Researchers at Carnegie Mellon and EPFL have devised a new computational design tool which turns a flat sheet of plastic or metal into a 3D shape with hexagonal slits. Using a combination of 3D printing and the new technique, the researchers were able to create a high-heel shoe and other objects.
Consider the rubber band: its most obvious and important characteristic is its stretchiness—pull it tight enough and you even have a handy weapon at your disposal. But while a rubber band stretches in one dimension, it actually contracts in another, becoming thinner the more it is stretched. This behavior is, in fact, typical of most stretchy materials. A new discovery made by researchers at Carnegie Mellon and the Swiss Federal Institute of Technology in Lausanne, Switzerland (EPFL) is therefore particularly interesting: these researchers have devised a computational design tool which enables flexible but non-stretchy materials to expand uniformly in not one but two dimensions, a process which could prove useful in biomechanics, architecture, and other fields.
The new computational design tool is able to turn flat sheets of “auxetic” materials, such as flexible plastics and metals, into 3D shapes. One of the ways it can do this is by making hexagonal cuts into the material, producing rotating triangular elements which enable the material to expand uniformly in two dimensions—up to a certain point. “We’re taking a flat piece of material and giving it the tendency, or even the desire, to bend into a certain 3D shape,” said Keenan Crane, assistant professor of computer science and robotics at Carnegie Mellon and one of the researchers on the project.
While 3D printing has enabled manufacturers to create 3D objects with new materials, the researchers believe that their new technique, which folds pre-fabricated materials instead of building shapes from the ground up, could provide a further option for designers in a range of industries: “The ability to design complex objects from auxetic materials could have a wide variety of applications in biomechanics, consumer goods, and architecture,” said Mark Pauly, professor of computer and communications sciences at EPFL.
In order to explore how their new fabrication method could be used to create single-curved and double-curved structures, the researchers worked with EPFL Ph.D student Mina Konaković, who used conformal geometry—studying maps between spaces where lengths uniformly shrink and expand—to map the surfaces of the auxetic materials. Konaković commented that auxetic materials and conformal geometry could work in tandem, but cautioned that real physical materials can only expand so much.
The researchers were able to create 3D objects using the new design tool, which can determine the pattern of slits necessary to achieve the desired 3D shape before making the perforations with a laser cutter. Using this technique, the researchers were able to create 3D objects such as a sculpture, a fashion top, a lampshade, face masks, and a high-heel shoe which also featured a 3D printed sole, demonstrating that the 3D fabrication technique could be used in conjunction with 3D printing to create digitally designed, multi-material 3D objects.
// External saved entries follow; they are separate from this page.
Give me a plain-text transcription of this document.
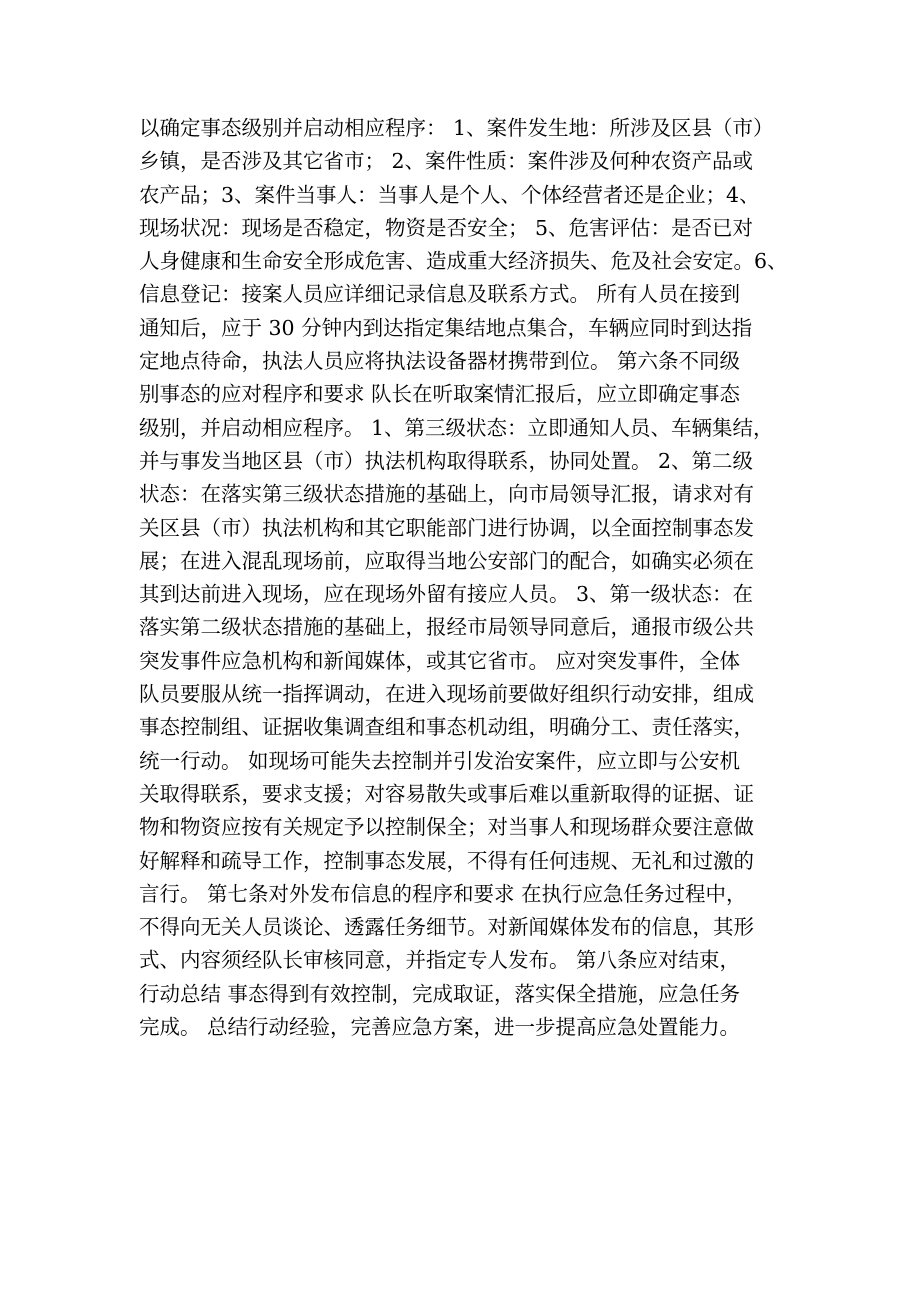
以确定事态级别并启动相应程序： 1、案件发生地：所涉及区县（市）
乡镇，是否涉及其它省市； 2、案件性质：案件涉及何种农资产品或
农产品；3、案件当事人：当事人是个人、个体经营者还是企业；4、
现场状况：现场是否稳定，物资是否安全； 5、危害评估：是否已对
人身健康和生命安全形成危害、造成重大经济损失、危及社会安定。6、
信息登记：接案人员应详细记录信息及联系方式。 所有人员在接到
通知后，应于 30 分钟内到达指定集结地点集合，车辆应同时到达指
定地点待命，执法人员应将执法设备器材携带到位。 第六条不同级
别事态的应对程序和要求 队长在听取案情汇报后，应立即确定事态
级别，并启动相应程序。 1、第三级状态：立即通知人员、车辆集结，
并与事发当地区县（市）执法机构取得联系，协同处置。 2、第二级
状态：在落实第三级状态措施的基础上，向市局领导汇报，请求对有
关区县（市）执法机构和其它职能部门进行协调，以全面控制事态发
展；在进入混乱现场前，应取得当地公安部门的配合，如确实必须在
其到达前进入现场，应在现场外留有接应人员。 3、第一级状态：在
落实第二级状态措施的基础上，报经市局领导同意后，通报市级公共
突发事件应急机构和新闻媒体，或其它省市。 应对突发事件，全体
队员要服从统一指挥调动，在进入现场前要做好组织行动安排，组成
事态控制组、证据收集调查组和事态机动组，明确分工、责任落实，
统一行动。 如现场可能失去控制并引发治安案件，应立即与公安机
关取得联系，要求支援；对容易散失或事后难以重新取得的证据、证
物和物资应按有关规定予以控制保全；对当事人和现场群众要注意做
好解释和疏导工作，控制事态发展，不得有任何违规、无礼和过激的
言行。 第七条对外发布信息的程序和要求 在执行应急任务过程中，
不得向无关人员谈论、透露任务细节。对新闻媒体发布的信息，其形
式、内容须经队长审核同意，并指定专人发布。 第八条应对结束，
行动总结 事态得到有效控制，完成取证，落实保全措施，应急任务
完成。 总结行动经验，完善应急方案，进一步提高应急处置能力。
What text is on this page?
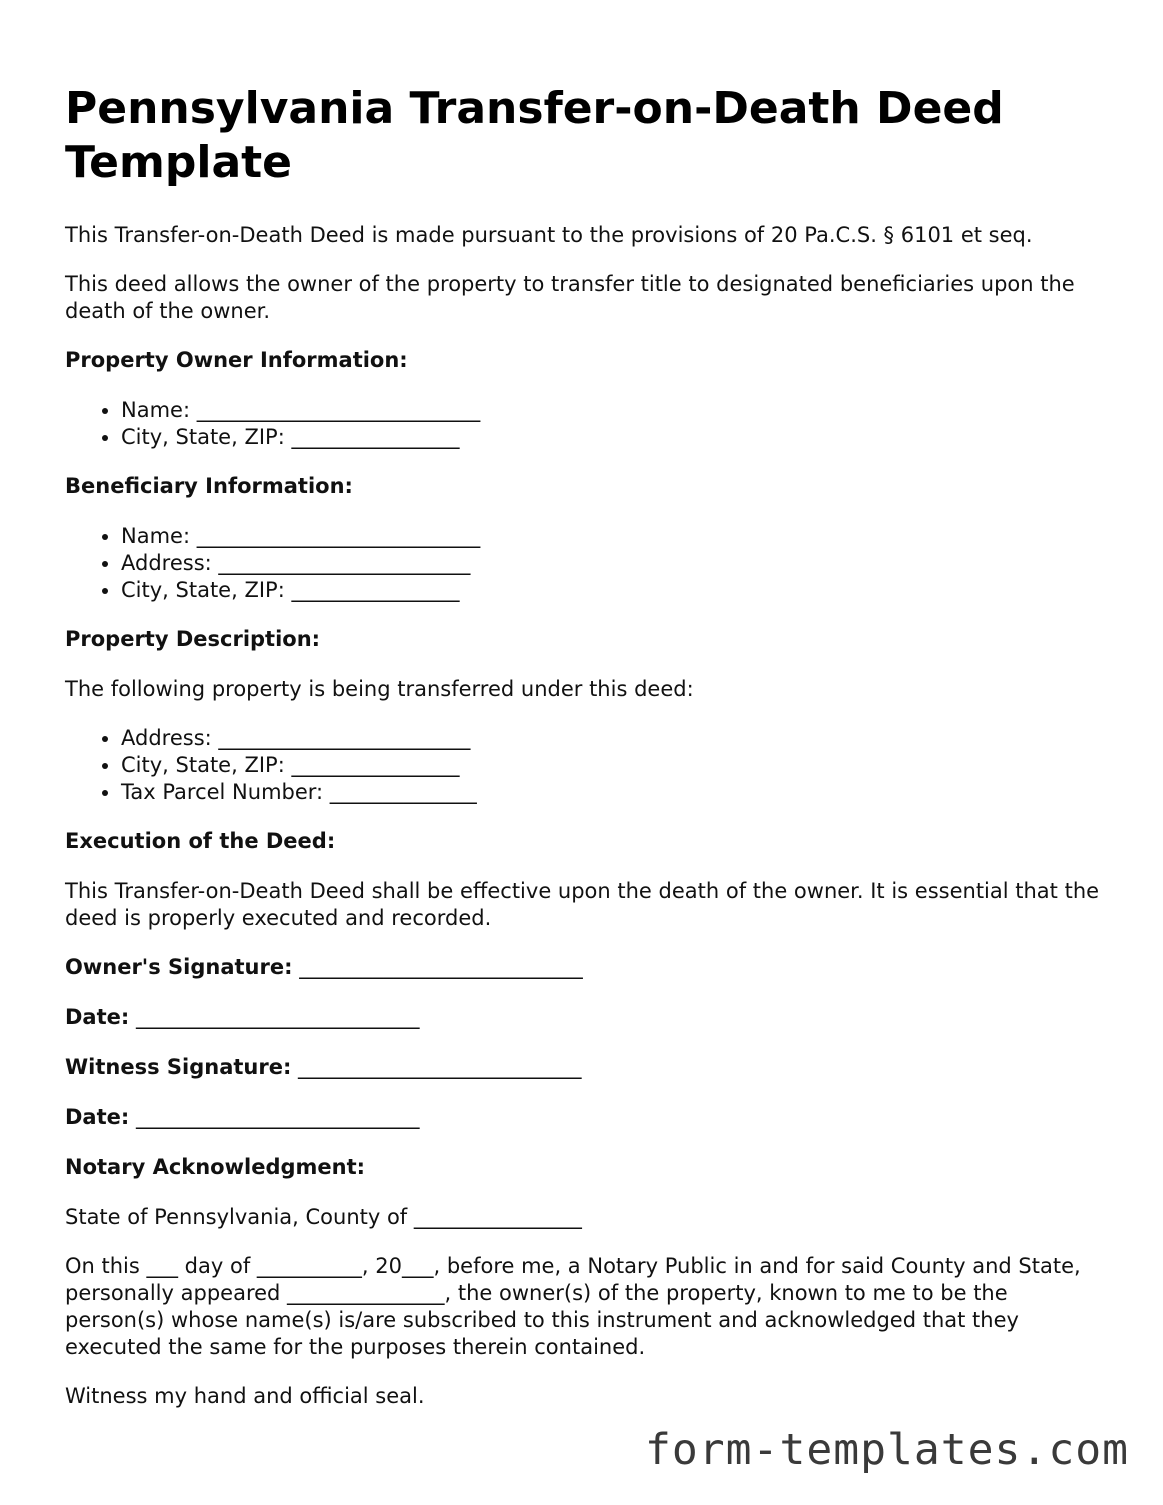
Pennsylvania Transfer-on-Death Deed Template

This Transfer-on-Death Deed is made pursuant to the provisions of 20 Pa.C.S. § 6101 et seq.

This deed allows the owner of the property to transfer title to designated beneficiaries upon the death of the owner.

Property Owner Information:
• Name: ___________________________
• City, State, ZIP: ________________
Beneficiary Information:
• Name: ___________________________
• Address: ________________________
• City, State, ZIP: ________________
Property Description:

The following property is being transferred under this deed:

• Address: ________________________
• City, State, ZIP: ________________
• Tax Parcel Number: ______________
Execution of the Deed:

This Transfer-on-Death Deed shall be effective upon the death of the owner. It is essential that the deed is properly executed and recorded.

Owner's Signature: ___________________________
Date: ___________________________
Witness Signature: ___________________________
Date: ___________________________
Notary Acknowledgment:

State of Pennsylvania, County of ________________

On this ___ day of __________, 20___, before me, a Notary Public in and for said County and State, personally appeared _______________, the owner(s) of the property, known to me to be the person(s) whose name(s) is/are subscribed to this instrument and acknowledged that they executed the same for the purposes therein contained.

Witness my hand and official seal.

form-templates.com
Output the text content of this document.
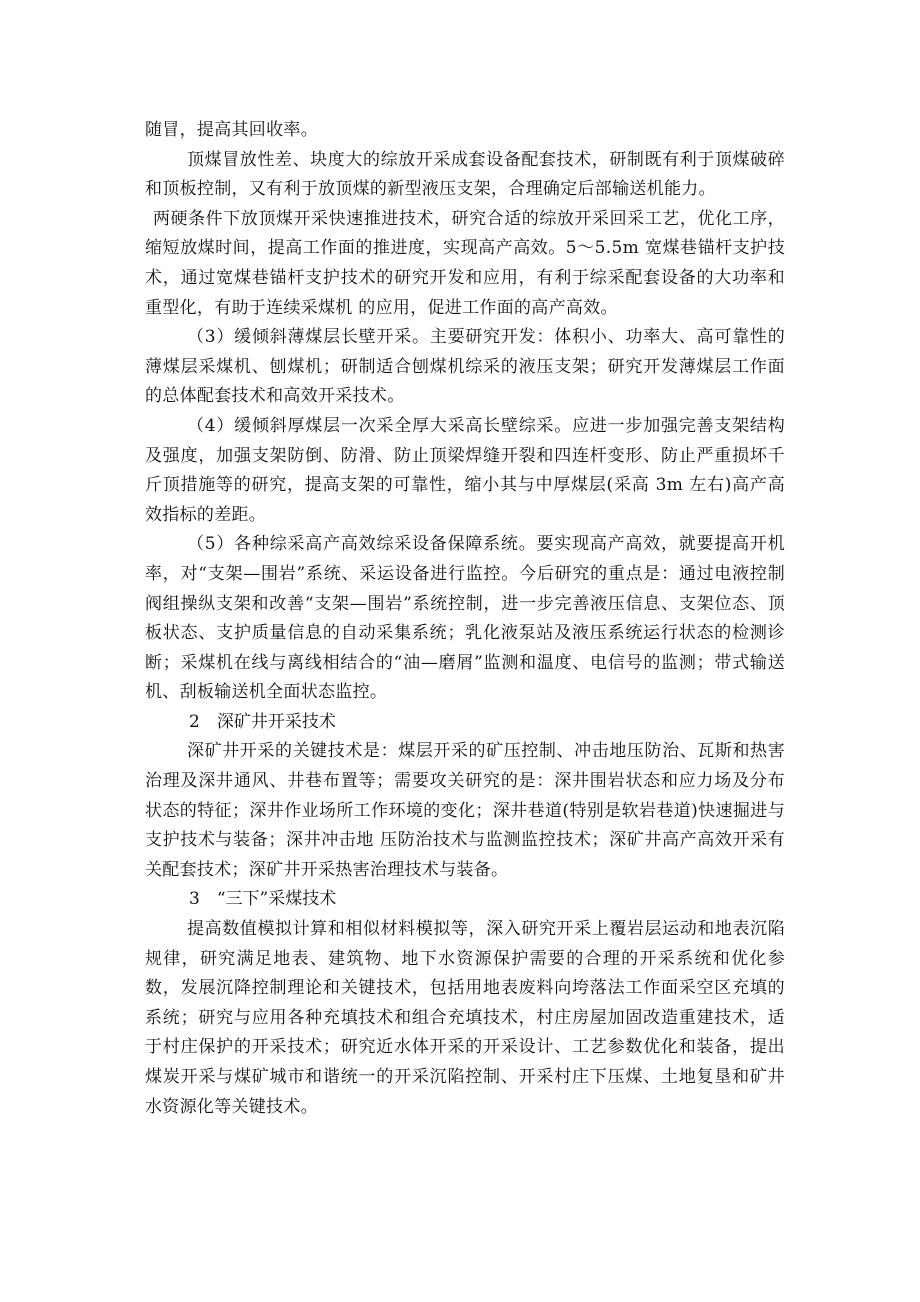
随冒，提高其回收率。

顶煤冒放性差、块度大的综放开采成套设备配套技术，研制既有利于顶煤破碎和顶板控制，又有利于放顶煤的新型液压支架，合理确定后部输送机能力。

两硬条件下放顶煤开采快速推进技术，研究合适的综放开采回采工艺，优化工序，缩短放煤时间，提高工作面的推进度，实现高产高效。5～5.5m 宽煤巷锚杆支护技术，通过宽煤巷锚杆支护技术的研究开发和应用，有利于综采配套设备的大功率和重型化，有助于连续采煤机 的应用，促进工作面的高产高效。

（3）缓倾斜薄煤层长壁开采。主要研究开发：体积小、功率大、高可靠性的薄煤层采煤机、刨煤机；研制适合刨煤机综采的液压支架；研究开发薄煤层工作面的总体配套技术和高效开采技术。

（4）缓倾斜厚煤层一次采全厚大采高长壁综采。应进一步加强完善支架结构及强度，加强支架防倒、防滑、防止顶梁焊缝开裂和四连杆变形、防止严重损坏千斤顶措施等的研究，提高支架的可靠性，缩小其与中厚煤层(采高 3m 左右)高产高效指标的差距。

（5）各种综采高产高效综采设备保障系统。要实现高产高效，就要提高开机率，对“支架—围岩”系统、采运设备进行监控。今后研究的重点是：通过电液控制阀组操纵支架和改善“支架—围岩”系统控制，进一步完善液压信息、支架位态、顶板状态、支护质量信息的自动采集系统；乳化液泵站及液压系统运行状态的检测诊断；采煤机在线与离线相结合的“油—磨屑”监测和温度、电信号的监测；带式输送机、刮板输送机全面状态监控。

2　深矿井开采技术

深矿井开采的关键技术是：煤层开采的矿压控制、冲击地压防治、瓦斯和热害治理及深井通风、井巷布置等；需要攻关研究的是：深井围岩状态和应力场及分布状态的特征；深井作业场所工作环境的变化；深井巷道(特别是软岩巷道)快速掘进与支护技术与装备；深井冲击地 压防治技术与监测监控技术；深矿井高产高效开采有关配套技术；深矿井开采热害治理技术与装备。

3　“三下”采煤技术

提高数值模拟计算和相似材料模拟等，深入研究开采上覆岩层运动和地表沉陷规律，研究满足地表、建筑物、地下水资源保护需要的合理的开采系统和优化参数，发展沉降控制理论和关键技术，包括用地表废料向垮落法工作面采空区充填的系统；研究与应用各种充填技术和组合充填技术，村庄房屋加固改造重建技术，适于村庄保护的开采技术；研究近水体开采的开采设计、工艺参数优化和装备，提出煤炭开采与煤矿城市和谐统一的开采沉陷控制、开采村庄下压煤、土地复垦和矿井水资源化等关键技术。
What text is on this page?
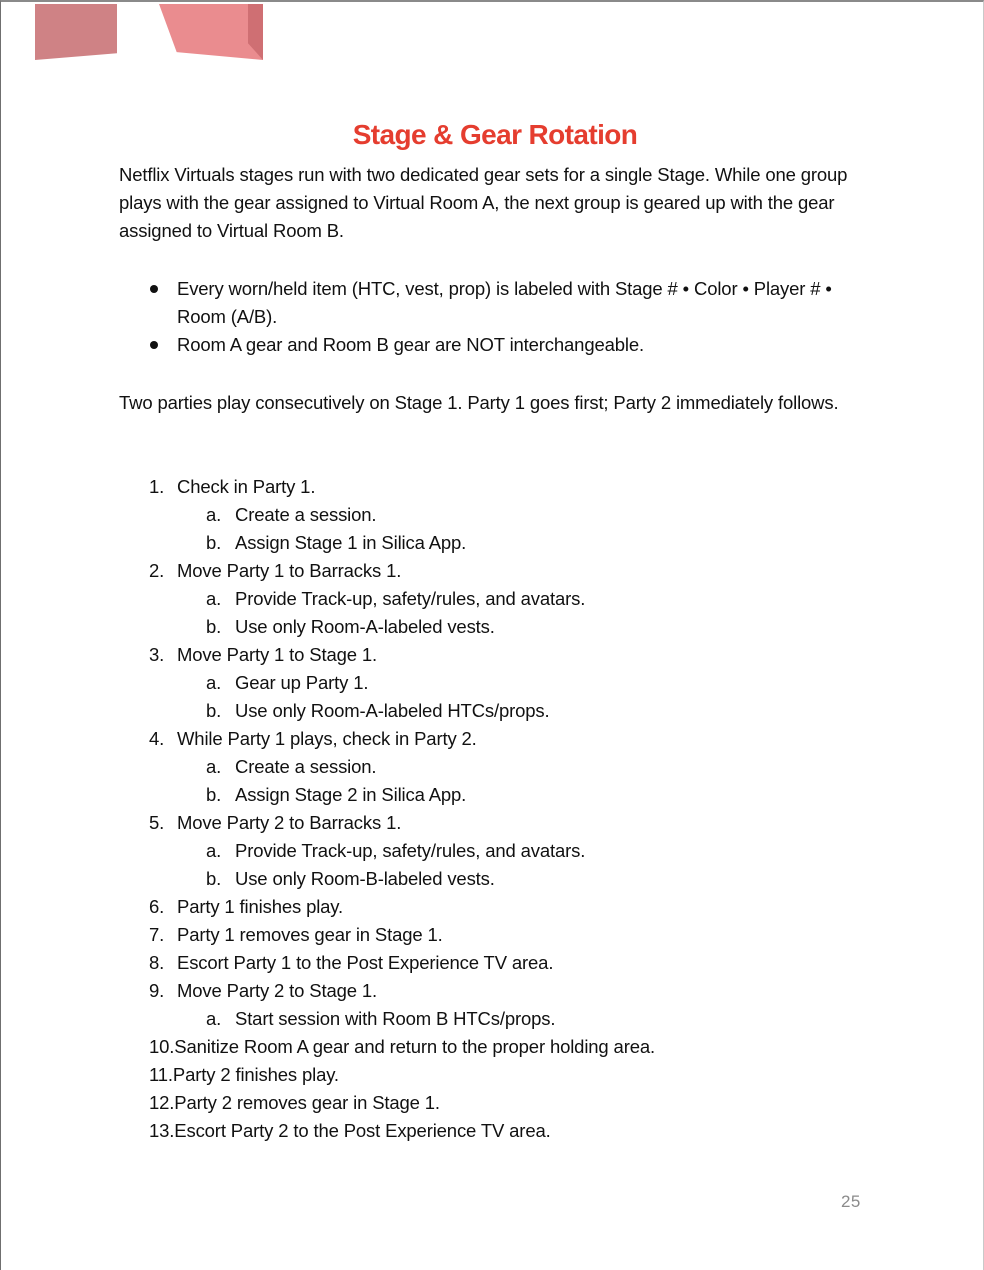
Stage & Gear Rotation
Netflix Virtuals stages run with two dedicated gear sets for a single Stage. While one group plays with the gear assigned to Virtual Room A, the next group is geared up with the gear assigned to Virtual Room B.
Every worn/held item (HTC, vest, prop) is labeled with Stage # • Color • Player # • Room (A/B).
Room A gear and Room B gear are NOT interchangeable.
Two parties play consecutively on Stage 1. Party 1 goes first; Party 2 immediately follows.
1. Check in Party 1.
a. Create a session.
b. Assign Stage 1 in Silica App.
2. Move Party 1 to Barracks 1.
a. Provide Track-up, safety/rules, and avatars.
b. Use only Room-A-labeled vests.
3. Move Party 1 to Stage 1.
a. Gear up Party 1.
b. Use only Room-A-labeled HTCs/props.
4. While Party 1 plays, check in Party 2.
a. Create a session.
b. Assign Stage 2 in Silica App.
5. Move Party 2 to Barracks 1.
a. Provide Track-up, safety/rules, and avatars.
b. Use only Room-B-labeled vests.
6. Party 1 finishes play.
7. Party 1 removes gear in Stage 1.
8. Escort Party 1 to the Post Experience TV area.
9. Move Party 2 to Stage 1.
a. Start session with Room B HTCs/props.
10.Sanitize Room A gear and return to the proper holding area.
11.Party 2 finishes play.
12.Party 2 removes gear in Stage 1.
13.Escort Party 2 to the Post Experience TV area.
25
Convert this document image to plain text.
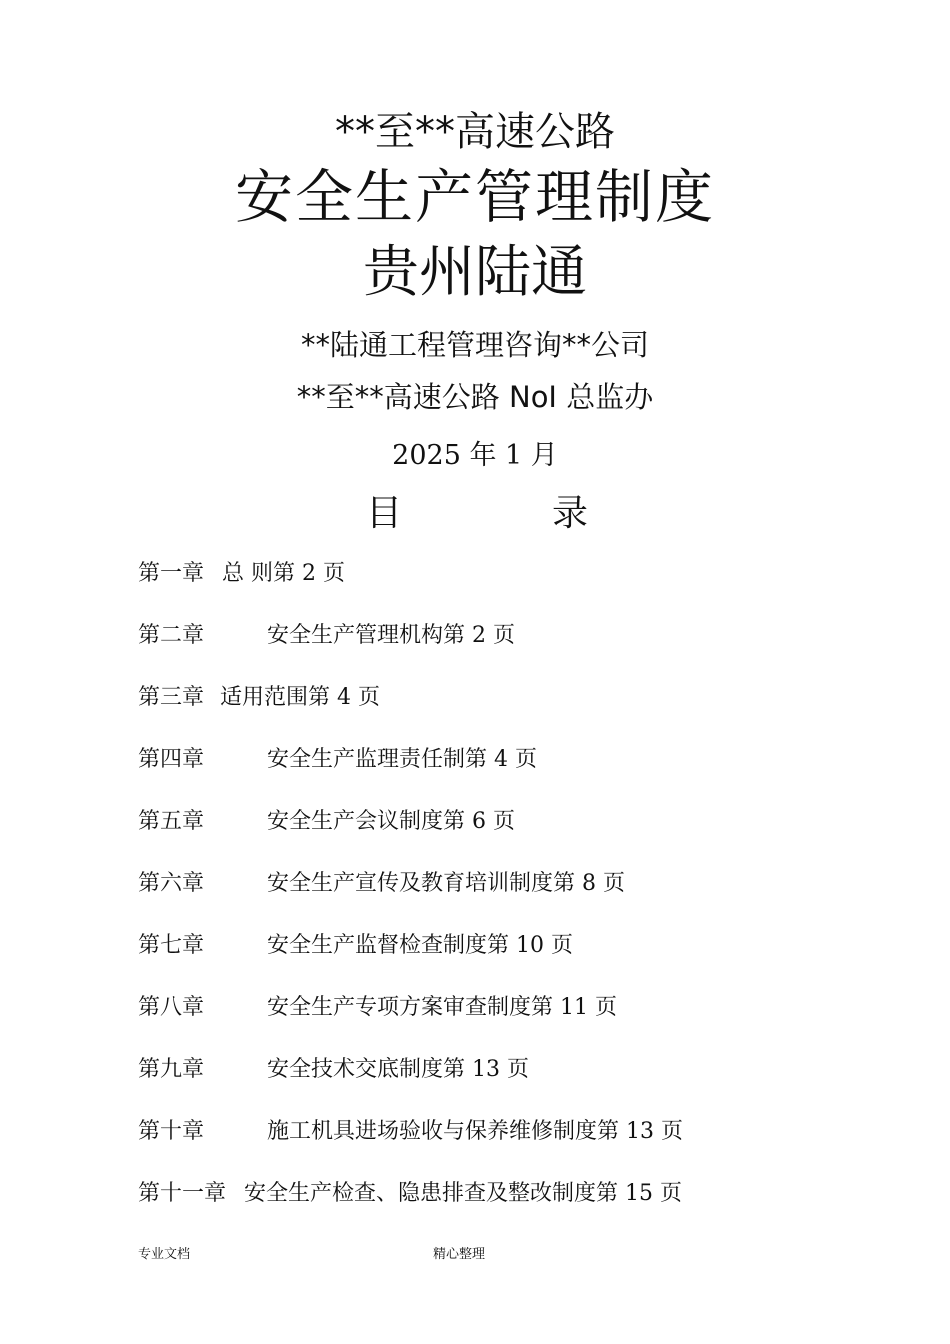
**至**高速公路
安全生产管理制度
贵州陆通
**陆通工程管理咨询**公司
**至**高速公路 NoI 总监办
2025 年 1 月
目	录
第一章 总 则第 2 页
第二章	安全生产管理机构第 2 页
第三章 适用范围第 4 页
第四章	安全生产监理责任制第 4 页
第五章	安全生产会议制度第 6 页
第六章	安全生产宣传及教育培训制度第 8 页
第七章	安全生产监督检查制度第 10 页
第八章	安全生产专项方案审查制度第 11 页
第九章	安全技术交底制度第 13 页
第十章	施工机具进场验收与保养维修制度第 13 页
第十一章 安全生产检查、隐患排查及整改制度第 15 页
专业文档	精心整理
At present, there are some limitations to the researchers’ method. To create their 3D face masks, for example, the researchers had to place the perforated sheet of material over the cast of a face before pressing it to form the appropriate shape. In future, the researchers believe it would be possible to use materials which automatically pop into position instead of requiring manual sculpting after the cutting phase.
The new computational design tool will be demonstrated on July 27 at the International Conference on Computer Graphics and Interactive Techniques (SIGGRAPH) in Anaheim, California.